Bursa Malaysia Bhd will begin providing more detailed information on investor trading activity starting April 6, 2026, in a move aimed at improving transparency and market insight. Under the new initiative, the stock exchange will differentiate nominee accounts held by institutional and retail investors. This distinction is intended to give a clearer view of trading participation across different investor segments, allowing market participants and regulators to better understand who is driving market activity. In addition, the exchange will reclassify investment flows of foreign-owned companies incorporated in Malaysia based on the source of the investment funds, rather than merely ownership.

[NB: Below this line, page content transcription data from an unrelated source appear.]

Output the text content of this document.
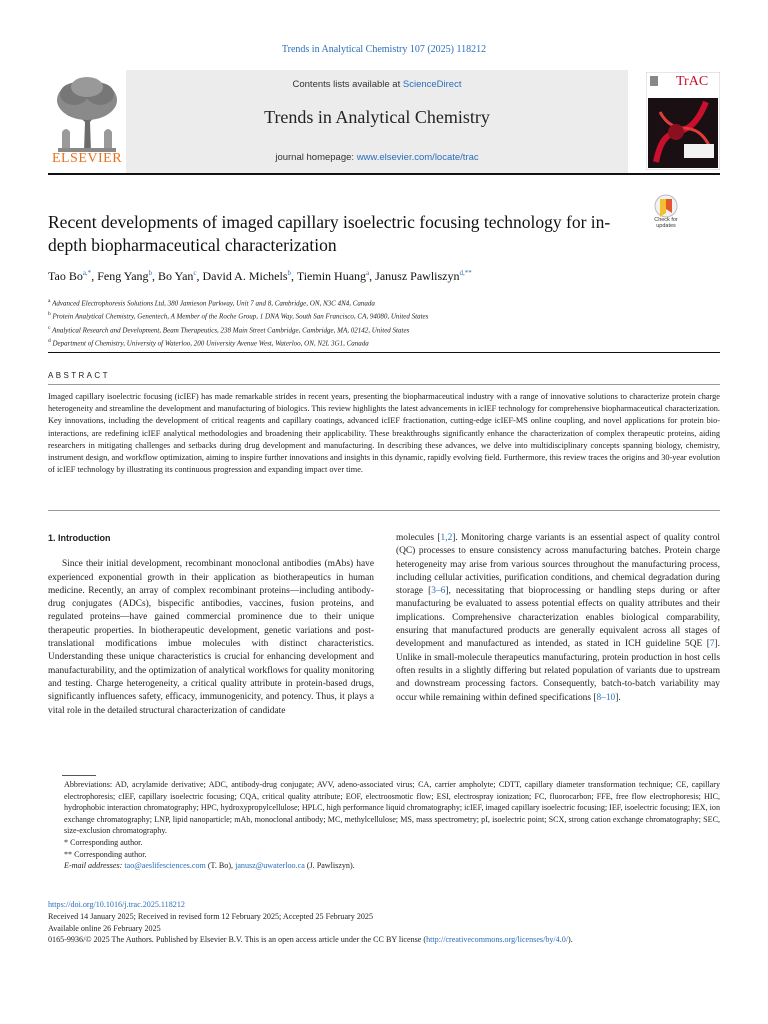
Trends in Analytical Chemistry 107 (2025) 118212
ELSEVIER
Contents lists available at ScienceDirect
Trends in Analytical Chemistry
journal homepage: www.elsevier.com/locate/trac
TrAC
Recent developments of imaged capillary isoelectric focusing technology for in-depth biopharmaceutical characterization
Check for updates
Tao $Bo^{a,*}$, Feng Yang$^b$, Bo Yan$^c$, David A. Michels$^b$, Tiemin Huang$^a$, Janusz Pawliszyn$^{d,**}$
$^a$ Advanced Electrophoresis Solutions Ltd, 380 Jamieson Parkway, Unit 7 and 8, Cambridge, ON, N3C 4N4, Canada
$^b$ Protein Analytical Chemistry, Genentech, A Member of the Roche Group, 1 DNA Way, South San Francisco, CA, 94080, United States
$^c$ Analytical Research and Development, Beam Therapeutics, 238 Main Street Cambridge, Cambridge, MA, 02142, United States
$^d$ Department of Chemistry, University of Waterloo, 200 University Avenue West, Waterloo, ON, N2L 3G1, Canada
ABSTRACT
Imaged capillary isoelectric focusing (icIEF) has made remarkable strides in recent years, presenting the biopharmaceutical industry with a range of innovative solutions to characterize protein charge heterogeneity and streamline the development and manufacturing of biologics. This review highlights the latest advancements in icIEF technology for comprehensive biopharmaceutical characterization. Key innovations, including the development of critical reagents and capillary coatings, advanced icIEF fractionation, cutting-edge icIEF-MS online coupling, and novel applications for protein bio-interactions, are redefining icIEF analytical methodologies and broadening their applicability. These breakthroughs significantly enhance the characterization of complex therapeutic proteins, aiding researchers in mitigating challenges and setbacks during drug development and manufacturing. In describing these advances, we delve into multidisciplinary concepts spanning biology, chemistry, instrument design, and workflow optimization, aiming to inspire further innovations and insights in this dynamic, rapidly evolving field. Furthermore, this review traces the origins and 30-year evolution of icIEF technology by illustrating its continuous progression and expanding impact over time.
1. Introduction

Since their initial development, recombinant monoclonal antibodies (mAbs) have experienced exponential growth in their application as biotherapeutics in human medicine. Recently, an array of complex recombinant proteins—including antibody-drug conjugates (ADCs), bispecific antibodies, vaccines, fusion proteins, and regulated proteins—have gained commercial prominence due to their unique therapeutic properties. In biotherapeutic development, genetic variations and post-translational modifications imbue molecules with distinct characteristics. Understanding these unique characteristics is crucial for enhancing development and manufacturability, and the optimization of analytical workflows for quality monitoring and testing. Charge heterogeneity, a critical quality attribute in protein-based drugs, significantly influences safety, efficacy, immunogenicity, and potency. Thus, it plays a vital role in the detailed structural characterization of candidate

molecules [1,2]. Monitoring charge variants is an essential aspect of quality control (QC) processes to ensure consistency across manufacturing batches. Protein charge heterogeneity may arise from various sources throughout the manufacturing process, including cellular activities, purification conditions, and chemical degradation during storage [3–6], necessitating that bioprocessing or handling steps during or after manufacturing be evaluated to assess potential effects on quality attributes and their implications. Comprehensive characterization enables biological comparability, ensuring that manufactured products are generally equivalent across all stages of development and manufactured as intended, as stated in ICH guideline 5QE [7]. Unlike in small-molecule therapeutics manufacturing, protein production in host cells often results in a slightly differing but related population of variants due to upstream and downstream processing factors. Consequently, batch-to-batch variability may occur while remaining within defined specifications [8–10].

Abbreviations: AD, acrylamide derivative; ADC, antibody-drug conjugate; AVV, adeno-associated virus; CA, carrier ampholyte; CDTT, capillary diameter transformation technique; CE, capillary electrophoresis; cIEF, capillary isoelectric focusing; CQA, critical quality attribute; EOF, electroosmotic flow; ESI, electrospray ionization; FC, fluorocarbon; FFE, free flow electrophoresis; HIC, hydrophobic interaction chromatography; HPC, hydroxypropylcellulose; HPLC, high performance liquid chromatography; icIEF, imaged capillary isoelectric focusing; IEF, isoelectric focusing; IEX, ion exchange chromatography; LNP, lipid nanoparticle; mAb, monoclonal antibody; MC, methylcellulose; MS, mass spectrometry; pI, isoelectric point; SCX, strong cation exchange chromatography; SEC, size-exclusion chromatography.

* Corresponding author.

** Corresponding author.

E-mail addresses: tao@aeslifesciences.com (T. Bo), janusz@uwaterloo.ca (J. Pawliszyn).

https://doi.org/10.1016/j.trac.2025.118212

Received 14 January 2025; Received in revised form 12 February 2025; Accepted 25 February 2025

Available online 26 February 2025

0165-9936/© 2025 The Authors. Published by Elsevier B.V. This is an open access article under the CC BY license (http://creativecommons.org/licenses/by/4.0/).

This change is designed to more accurately reflect domestic investment activity and provide a realistic picture of how local and foreign capital is moving through the market. Bursa Malaysia said the initiative responds to the growing use of nominee structures, which can sometimes obscure the true identity of investors and make market analysis more challenging. By providing enhanced data, the exchange aims to ensure information remains relevant, transparent, and reflective of current trading behaviours and market dynamics. The move also comes amid heightened scrutiny of market transparency in the region. Last month, index provider MSCI warned Indonesia that the country could face a downgrade to frontier market status as early as May due to opacity in its markets, which may have facilitated potential price manipulation. Bursa Malaysia’s initiative signals the exchange’s commitment to maintaining investor confidence and aligning with international best practices by offering greater clarity on market participation. Overall, the new reporting measures are expected to benefit a broad range of stakeholders, from individual investors and fund managers to regulators and analysts, by providing a more accurate and comprehensive view of market activity in Malaysia.